La question se pose effectivement sérieusement pour la musique et le cinéma. Le recours au livre de papier a déjà reculé pour les usages documentaires immédiats. Mais il n’y a pas de prévisibilité convaincante de disparition du livre de papier. C’est la première réponse. Mais elle ne répond qu’à une partie de la question de l’avenir car ce n’est qu’une partie du présent.
Les bibliothèques, pas toutes les bibliothèques, mais les bibliothèques solidairement, jouent un rôle de préservation de la mémoire, du patrimoine culturel, intellectuel, scientifique. A l’ère numérique, il la mémoire doit aussi être numérique, tant pour sa préservation (même si ce n’est pas simple) que pour sa diffusion. Et il est important qu’il y ait des POLITIQUES PUBLIQUES de préservation et de diffusion numérique de la mémoire. Les bibliothèques, ou les bibliothécaires, peuvent servir à cela.

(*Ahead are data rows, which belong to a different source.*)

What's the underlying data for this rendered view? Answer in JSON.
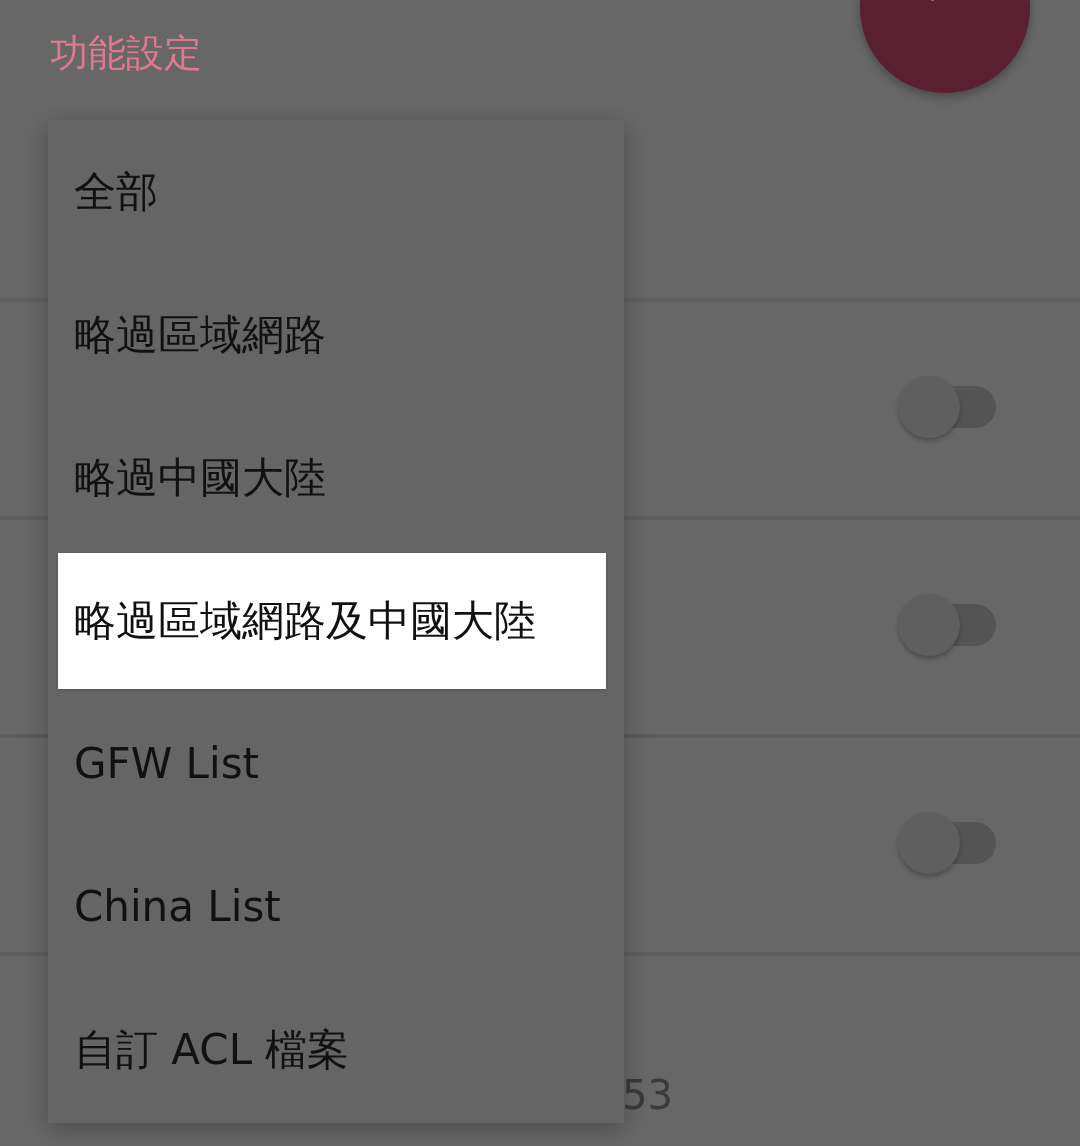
{
  "section_title": "功能設定",
  "fab": {
    "kind": "action"
  },
  "settings_rows": [
    {
      "switch_on": false
    },
    {
      "switch_on": false
    },
    {
      "switch_on": false
    }
  ],
  "bottom_value": "53",
  "menu": {
    "items": [
      {
        "label": "全部",
        "selected": false
      },
      {
        "label": "略過區域網路",
        "selected": false
      },
      {
        "label": "略過中國大陸",
        "selected": false
      },
      {
        "label": "略過區域網路及中國大陸",
        "selected": true
      },
      {
        "label": "GFW List",
        "selected": false
      },
      {
        "label": "China List",
        "selected": false
      },
      {
        "label": "自訂 ACL 檔案",
        "selected": false
      }
    ]
  }
}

Il serait dangereux que cette question soit laissée à un secteur privé qui a ses propres objectifs, plus dangereux encore si celui-ci repose sur des acteurs ayant ou cherchant le monopole.
Mais les bibliothèques, presque toutes les bibliothèques, sont aussi des lieux publics. La simple observation, confirmée par l’enquête bien connue du Credoc, conforme cette fonction de lieu public quoi n’est pas assez bien étudiée. Dans la lignée d’un colloque que j’ai eu l’occasion d’organiser pour mon conseil général, avec des partenaires, le 11 décembre dernier, je dirais que la bibliothèque publique est un outil de lien social, au carrefour des politiques culturelles, sociales, éducatives et des politiques de la ville des collectivités territoriales. Ce qui s’y passe, ce à quoi elles servent aux habitants, n’est en rien réductible à leur seule fonction documentaire.
En ce sens, les bibliothèques ou les médiathèques, c’est la même chose, peuvent être un des éléments clés de la politique globale d’une collectivité territoriale.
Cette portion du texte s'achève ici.